Non dedicando altro tempo
a questi scimpanzé della politica, devo rilevare che la conquista del potere è
un problema che anche noi non ci poniamo abbastanza, probabilmente perché, avendo forze esigue (più che altro disorganizzate), non vediamo questa
prospettiva nell’orizzonte delle possibilità. Tuttavia, la storia lo insegna,
chi è giunto in modo rivoluzionario al potere ha sempre avuto il seguente
problema: un quadro dirigente non ancora preparato per la di lui acquisizione.
È meglio dunque porsene adesso, di questi dilemmi!

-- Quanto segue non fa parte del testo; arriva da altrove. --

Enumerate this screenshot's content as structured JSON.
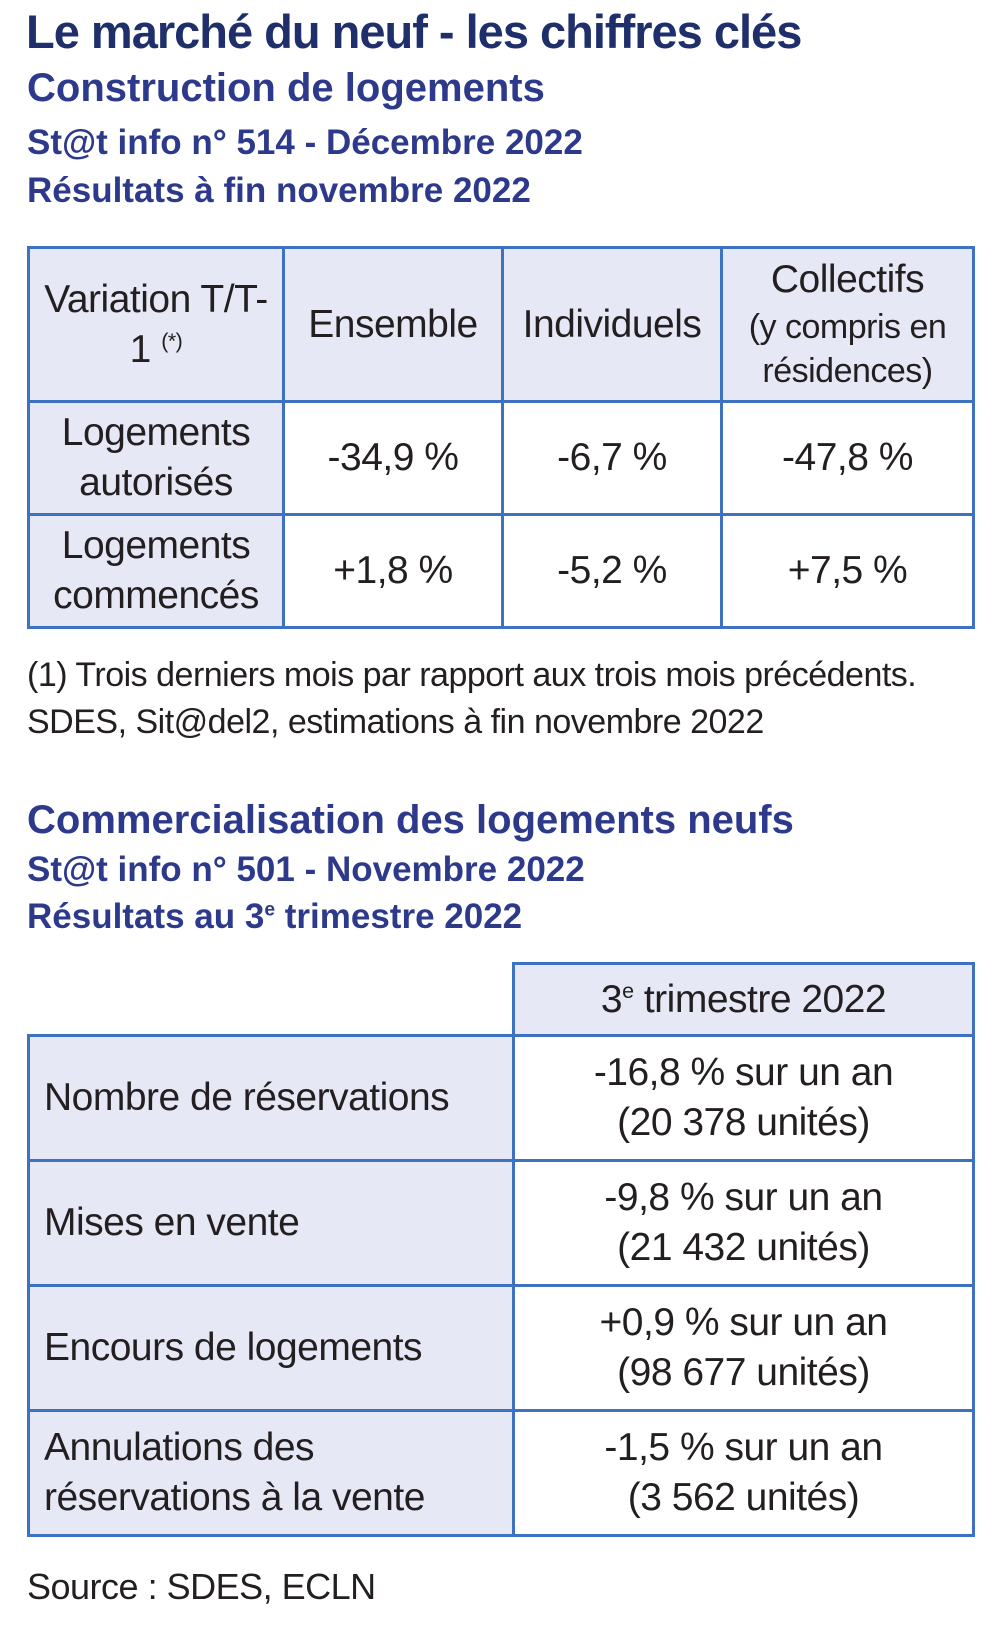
{
  "header": {
    "title": "Le marché du neuf - les chiffres clés"
  },
  "construction": {
    "title": "Construction de logements",
    "source_ref": "St@t info n° 514 - Décembre 2022",
    "period": "Résultats à fin novembre 2022",
    "table": {
      "corner": {
        "text": "Variation T/T-1",
        "note": "(*)"
      },
      "columns": [
        "Ensemble",
        "Individuels",
        {
          "title": "Collectifs",
          "sub": "(y compris en résidences)"
        }
      ],
      "rows": [
        [
          "Logements autorisés",
          "-34,9 %",
          "-6,7 %",
          "-47,8 %"
        ],
        [
          "Logements commencés",
          "+1,8 %",
          "-5,2 %",
          "+7,5 %"
        ]
      ]
    },
    "notes": [
      "(1) Trois derniers mois par rapport aux trois mois précédents.",
      "SDES, Sit@del2, estimations à fin novembre 2022"
    ]
  },
  "commercialisation": {
    "title": "Commercialisation des logements neufs",
    "source_ref": "St@t info n° 501 - Novembre 2022",
    "period": {
      "before": "Résultats au 3",
      "sup": "e",
      "after": " trimestre 2022"
    },
    "table": {
      "column": {
        "before": "3",
        "sup": "e",
        "after": " trimestre 2022"
      },
      "rows": [
        [
          "Nombre de réservations",
          "-16,8 % sur un an",
          "(20 378 unités)"
        ],
        [
          "Mises en vente",
          "-9,8 % sur un an",
          "(21 432 unités)"
        ],
        [
          "Encours de logements",
          "+0,9 % sur un an",
          "(98 677 unités)"
        ],
        [
          "Annulations des réservations à la vente",
          "-1,5 % sur un an",
          "(3 562 unités)"
        ]
      ]
    },
    "source": "Source : SDES, ECLN"
  }
}
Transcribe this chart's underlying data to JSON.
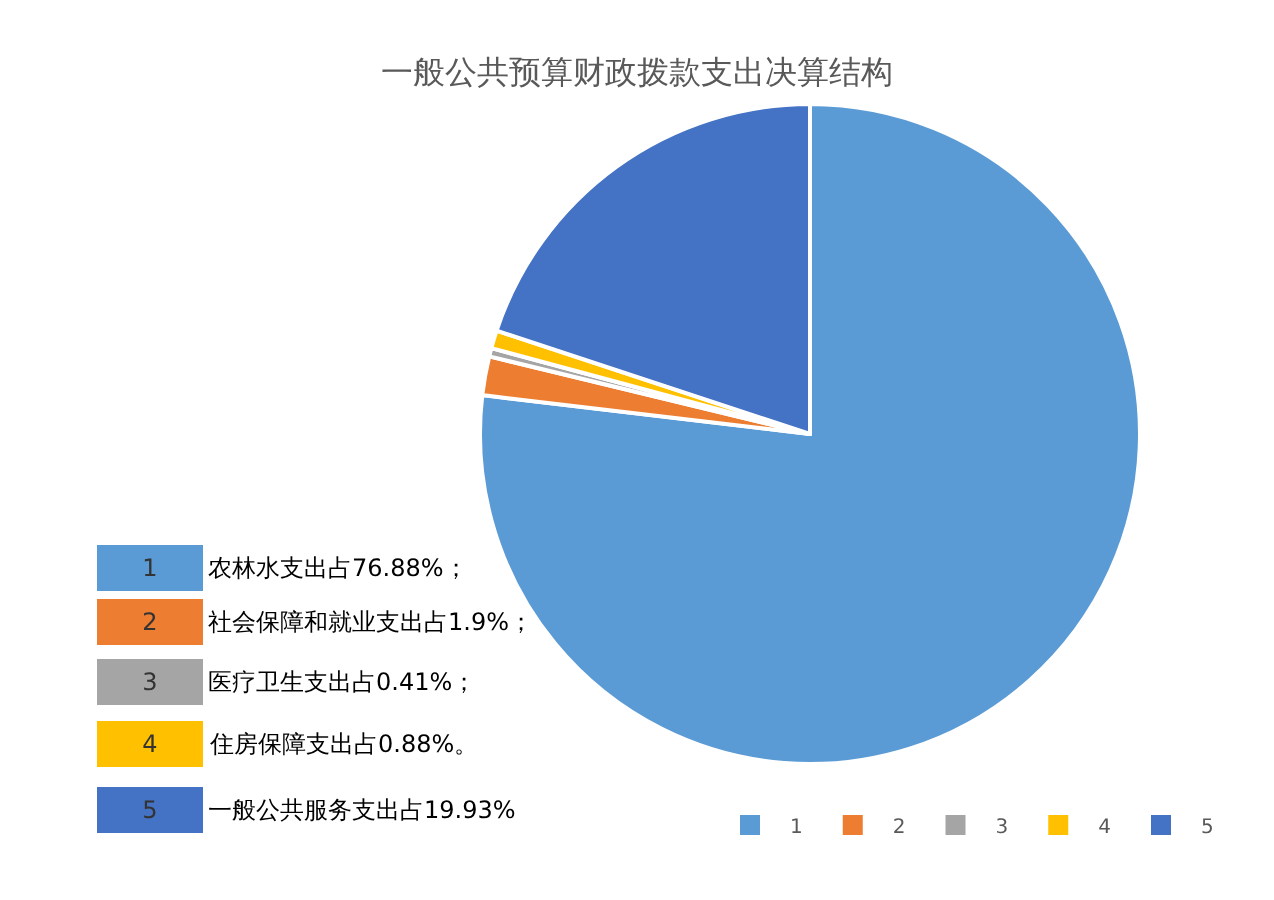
{
  "chart_data": {
    "type": "pie",
    "title": "一般公共预算财政拨款支出决算结构",
    "categories": [
      "1",
      "2",
      "3",
      "4",
      "5"
    ],
    "values": [
      76.88,
      1.9,
      0.41,
      0.88,
      19.93
    ],
    "colors": [
      "#5b9bd5",
      "#ed7d31",
      "#a5a5a5",
      "#ffc000",
      "#4472c4"
    ],
    "legend": "bottom right",
    "annotations": [
      "农林水支出占76.88%；",
      "社会保障和就业支出占1.9%；",
      "医疗卫生支出占0.41%；",
      "住房保障支出占0.88%。",
      "一般公共服务支出占19.93%"
    ]
  }
}
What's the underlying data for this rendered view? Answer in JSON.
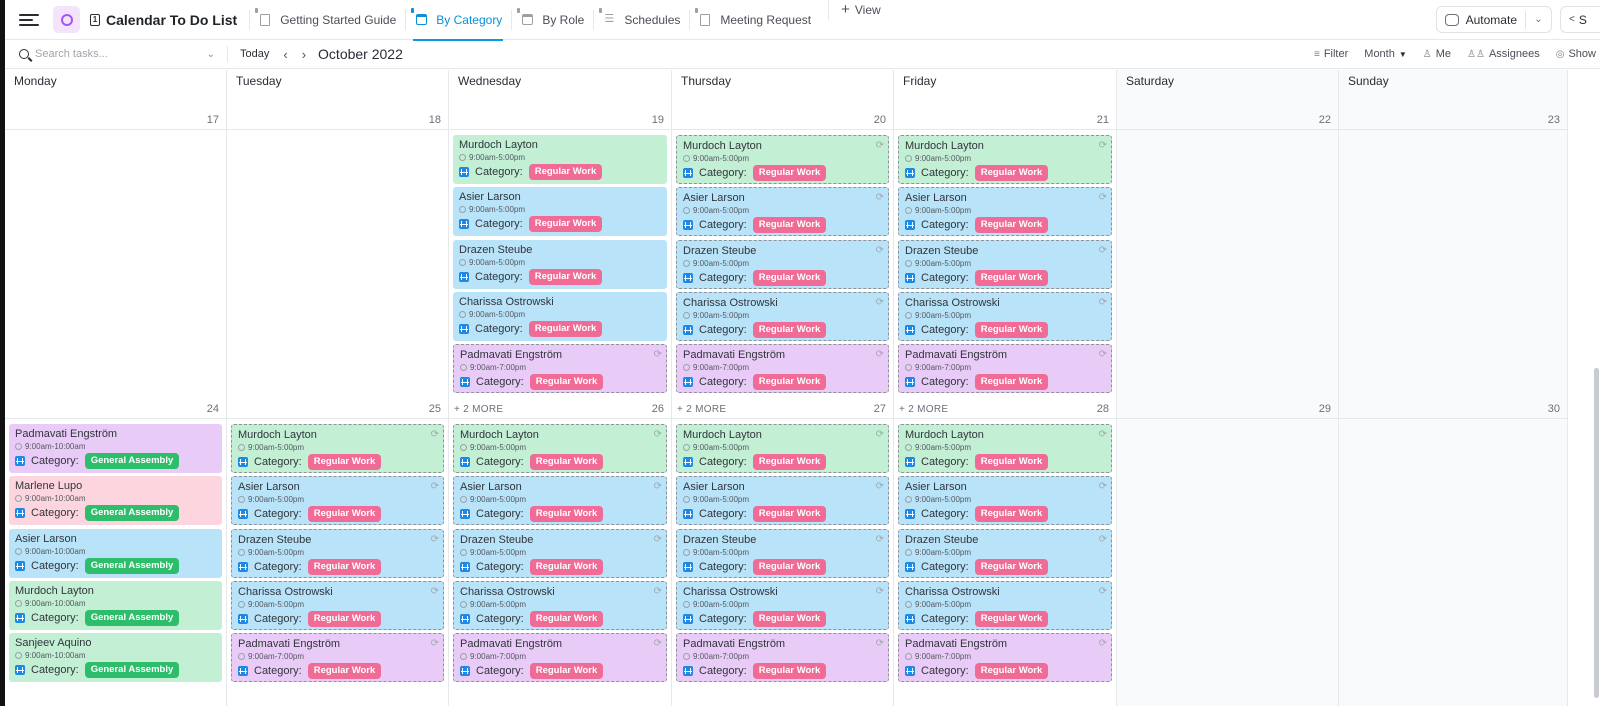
{
  "header": {
    "app_title": "Calendar To Do List",
    "tabs": [
      {
        "label": "Getting Started Guide",
        "icon": "doc-icon",
        "active": false
      },
      {
        "label": "By Category",
        "icon": "calendar-icon",
        "active": true
      },
      {
        "label": "By Role",
        "icon": "calendar-icon",
        "active": false
      },
      {
        "label": "Schedules",
        "icon": "list-icon",
        "active": false
      },
      {
        "label": "Meeting Request",
        "icon": "form-icon",
        "active": false
      }
    ],
    "add_view_label": "View",
    "automate_label": "Automate",
    "share_label": "S"
  },
  "toolbar": {
    "search_placeholder": "Search tasks...",
    "today_label": "Today",
    "month_label": "October 2022",
    "filter_label": "Filter",
    "view_mode_label": "Month",
    "me_label": "Me",
    "assignees_label": "Assignees",
    "show_label": "Show"
  },
  "colors": {
    "accent": "#0b9be3",
    "regular_work_tag": "#f06b95",
    "general_assembly_tag": "#2ebd6b",
    "card_green": "#c3efd5",
    "card_blue": "#b8e3f8",
    "card_purple": "#e9cbf7",
    "card_pink": "#fdd5de"
  },
  "calendar": {
    "day_names": [
      "Monday",
      "Tuesday",
      "Wednesday",
      "Thursday",
      "Friday",
      "Saturday",
      "Sunday"
    ],
    "category_label": "Category:",
    "weeks": [
      {
        "dates": [
          "17",
          "18",
          "19",
          "20",
          "21",
          "22",
          "23"
        ],
        "more": [
          null,
          null,
          null,
          null,
          null,
          null,
          null
        ],
        "days": [
          [],
          [],
          [
            {
              "name": "Murdoch Layton",
              "time": "9:00am-5:00pm",
              "color": "green",
              "tag": "Regular Work",
              "tag_type": "regular",
              "recurring": false
            },
            {
              "name": "Asier Larson",
              "time": "9:00am-5:00pm",
              "color": "blue",
              "tag": "Regular Work",
              "tag_type": "regular",
              "recurring": false
            },
            {
              "name": "Drazen Steube",
              "time": "9:00am-5:00pm",
              "color": "blue",
              "tag": "Regular Work",
              "tag_type": "regular",
              "recurring": false
            },
            {
              "name": "Charissa Ostrowski",
              "time": "9:00am-5:00pm",
              "color": "blue",
              "tag": "Regular Work",
              "tag_type": "regular",
              "recurring": false
            },
            {
              "name": "Padmavati Engström",
              "time": "9:00am-7:00pm",
              "color": "purple",
              "tag": "Regular Work",
              "tag_type": "regular",
              "recurring": true
            }
          ],
          [
            {
              "name": "Murdoch Layton",
              "time": "9:00am-5:00pm",
              "color": "green",
              "tag": "Regular Work",
              "tag_type": "regular",
              "recurring": true
            },
            {
              "name": "Asier Larson",
              "time": "9:00am-5:00pm",
              "color": "blue",
              "tag": "Regular Work",
              "tag_type": "regular",
              "recurring": true
            },
            {
              "name": "Drazen Steube",
              "time": "9:00am-5:00pm",
              "color": "blue",
              "tag": "Regular Work",
              "tag_type": "regular",
              "recurring": true
            },
            {
              "name": "Charissa Ostrowski",
              "time": "9:00am-5:00pm",
              "color": "blue",
              "tag": "Regular Work",
              "tag_type": "regular",
              "recurring": true
            },
            {
              "name": "Padmavati Engström",
              "time": "9:00am-7:00pm",
              "color": "purple",
              "tag": "Regular Work",
              "tag_type": "regular",
              "recurring": true
            }
          ],
          [
            {
              "name": "Murdoch Layton",
              "time": "9:00am-5:00pm",
              "color": "green",
              "tag": "Regular Work",
              "tag_type": "regular",
              "recurring": true
            },
            {
              "name": "Asier Larson",
              "time": "9:00am-5:00pm",
              "color": "blue",
              "tag": "Regular Work",
              "tag_type": "regular",
              "recurring": true
            },
            {
              "name": "Drazen Steube",
              "time": "9:00am-5:00pm",
              "color": "blue",
              "tag": "Regular Work",
              "tag_type": "regular",
              "recurring": true
            },
            {
              "name": "Charissa Ostrowski",
              "time": "9:00am-5:00pm",
              "color": "blue",
              "tag": "Regular Work",
              "tag_type": "regular",
              "recurring": true
            },
            {
              "name": "Padmavati Engström",
              "time": "9:00am-7:00pm",
              "color": "purple",
              "tag": "Regular Work",
              "tag_type": "regular",
              "recurring": true
            }
          ],
          [],
          []
        ]
      },
      {
        "dates": [
          "24",
          "25",
          "26",
          "27",
          "28",
          "29",
          "30"
        ],
        "more": [
          null,
          null,
          "+ 2 MORE",
          "+ 2 MORE",
          "+ 2 MORE",
          null,
          null
        ],
        "days": [
          [
            {
              "name": "Padmavati Engström",
              "time": "9:00am-10:00am",
              "color": "purple",
              "tag": "General Assembly",
              "tag_type": "general",
              "recurring": false
            },
            {
              "name": "Marlene Lupo",
              "time": "9:00am-10:00am",
              "color": "pink",
              "tag": "General Assembly",
              "tag_type": "general",
              "recurring": false
            },
            {
              "name": "Asier Larson",
              "time": "9:00am-10:00am",
              "color": "blue",
              "tag": "General Assembly",
              "tag_type": "general",
              "recurring": false
            },
            {
              "name": "Murdoch Layton",
              "time": "9:00am-10:00am",
              "color": "green",
              "tag": "General Assembly",
              "tag_type": "general",
              "recurring": false
            },
            {
              "name": "Sanjeev Aquino",
              "time": "9:00am-10:00am",
              "color": "green",
              "tag": "General Assembly",
              "tag_type": "general",
              "recurring": false
            }
          ],
          [
            {
              "name": "Murdoch Layton",
              "time": "9:00am-5:00pm",
              "color": "green",
              "tag": "Regular Work",
              "tag_type": "regular",
              "recurring": true
            },
            {
              "name": "Asier Larson",
              "time": "9:00am-5:00pm",
              "color": "blue",
              "tag": "Regular Work",
              "tag_type": "regular",
              "recurring": true
            },
            {
              "name": "Drazen Steube",
              "time": "9:00am-5:00pm",
              "color": "blue",
              "tag": "Regular Work",
              "tag_type": "regular",
              "recurring": true
            },
            {
              "name": "Charissa Ostrowski",
              "time": "9:00am-5:00pm",
              "color": "blue",
              "tag": "Regular Work",
              "tag_type": "regular",
              "recurring": true
            },
            {
              "name": "Padmavati Engström",
              "time": "9:00am-7:00pm",
              "color": "purple",
              "tag": "Regular Work",
              "tag_type": "regular",
              "recurring": true
            }
          ],
          [
            {
              "name": "Murdoch Layton",
              "time": "9:00am-5:00pm",
              "color": "green",
              "tag": "Regular Work",
              "tag_type": "regular",
              "recurring": true
            },
            {
              "name": "Asier Larson",
              "time": "9:00am-5:00pm",
              "color": "blue",
              "tag": "Regular Work",
              "tag_type": "regular",
              "recurring": true
            },
            {
              "name": "Drazen Steube",
              "time": "9:00am-5:00pm",
              "color": "blue",
              "tag": "Regular Work",
              "tag_type": "regular",
              "recurring": true
            },
            {
              "name": "Charissa Ostrowski",
              "time": "9:00am-5:00pm",
              "color": "blue",
              "tag": "Regular Work",
              "tag_type": "regular",
              "recurring": true
            },
            {
              "name": "Padmavati Engström",
              "time": "9:00am-7:00pm",
              "color": "purple",
              "tag": "Regular Work",
              "tag_type": "regular",
              "recurring": true
            }
          ],
          [
            {
              "name": "Murdoch Layton",
              "time": "9:00am-5:00pm",
              "color": "green",
              "tag": "Regular Work",
              "tag_type": "regular",
              "recurring": true
            },
            {
              "name": "Asier Larson",
              "time": "9:00am-5:00pm",
              "color": "blue",
              "tag": "Regular Work",
              "tag_type": "regular",
              "recurring": true
            },
            {
              "name": "Drazen Steube",
              "time": "9:00am-5:00pm",
              "color": "blue",
              "tag": "Regular Work",
              "tag_type": "regular",
              "recurring": true
            },
            {
              "name": "Charissa Ostrowski",
              "time": "9:00am-5:00pm",
              "color": "blue",
              "tag": "Regular Work",
              "tag_type": "regular",
              "recurring": true
            },
            {
              "name": "Padmavati Engström",
              "time": "9:00am-7:00pm",
              "color": "purple",
              "tag": "Regular Work",
              "tag_type": "regular",
              "recurring": true
            }
          ],
          [
            {
              "name": "Murdoch Layton",
              "time": "9:00am-5:00pm",
              "color": "green",
              "tag": "Regular Work",
              "tag_type": "regular",
              "recurring": true
            },
            {
              "name": "Asier Larson",
              "time": "9:00am-5:00pm",
              "color": "blue",
              "tag": "Regular Work",
              "tag_type": "regular",
              "recurring": true
            },
            {
              "name": "Drazen Steube",
              "time": "9:00am-5:00pm",
              "color": "blue",
              "tag": "Regular Work",
              "tag_type": "regular",
              "recurring": true
            },
            {
              "name": "Charissa Ostrowski",
              "time": "9:00am-5:00pm",
              "color": "blue",
              "tag": "Regular Work",
              "tag_type": "regular",
              "recurring": true
            },
            {
              "name": "Padmavati Engström",
              "time": "9:00am-7:00pm",
              "color": "purple",
              "tag": "Regular Work",
              "tag_type": "regular",
              "recurring": true
            }
          ],
          [],
          []
        ]
      }
    ]
  }
}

Come dicevo prima, abbiamo
principalmente due linee: una è quella di chi vive per il potere fine a se
stesso (Machtpolitiker avrebbe detto Weber dei praticanti di questa via in "Politica come Professione") -ed
è dunque un individuo sicuramente pericoloso -, l'altra è quella di chi,
ponendosi il problema del potere e del governo, mira alla loro conquista per
mettere in pratica i propri progetti principi, ben sapendo però che
dovrà insozzarsi parecchio le mani nelle trame politiche. Tenendo a mente,
tuttavia, che su alcune questioni o su alcuni principi non dovrà assolutamente
transigere: alla domanda se il fine giustifica il mezzo saprà modulare la
risposta, capire quando può e deve osare e quando invece dovrà saper desistere,
tenendo sempre a mente tuttavia che “la politica è lotta per il potere”. Questa
è a mio parere, in un certo senso, la lezione che possiamo trarre da Weber, al
quale mi sono riferito non certo in toto, credo, senza evirarlo o
stravolgendolo.
Dal nodo del potere,
dunque, faccio evidentemente risalire alcuni aspetti del nostro scarso rendimento
sul campo di battaglia. Va detto, giusto per rincarare la dose -sic! -, che la
diffidenza e la repulsione verso la politica rendono più
complicato il confronto su questi argomenti, i quali, in ogni caso, vanno sempre
sviscerati all’interno degli organi dirigenti, poiché chi è stato deluso da
partiti politici annusa, a volte impropriamente, arrivismo, in questo tipo di
ragionamenti. Questa posizione è, tuttavia, ben più genuina rispetto a quella
dei bonobi sinistrati menzionati più sopra, che forse dovremmo relegare
definitivamente allo stadio del folklore per non insultare ulteriormente l’arte
della politica.
In ultimo, alcune
questioni che mi riprometto di trattare, più approfonditamente, nei prossimi
articoli: l’ammirazione che alcuni giovani hanno per i grandi personaggi della
Prima Repubblica, figure imponenti e scaltre. E mi chiedo: se questi signori
erano al governo, chi manifestava in quegli anni convulsi si domandava e si
poneva questioni morali quando scendeva in piazza e veniva represso brutalmente
dalla polizia? Oppure, vedendo il trattamento servito loro, ben sapeva che il
proprio nemico non avrebbe certamente subito sconfitte in questo ambito (di
superiorità morale), ma al limite sul piano politico e/o militare? Secondo me
la risposta è talmente intuibile che non va neanche esplicitata.
“Se ci trovassimo a
dover scegliere tra un anno di guerra ancora e poi la rivoluzione, oppure la
pace subito ma senza rivoluzione, noi sceglieremmo ancora qualche anno di
guerra” -Conferenza di Zimmerwald -.
P.S.
Ah, e comunque tirano di più i terroristi di destra come Giusva Fioravanti che Che Guevara. A confermare, ahimè, anche in questo campo, la superiorità, in quanto a “freschezza”, della destra.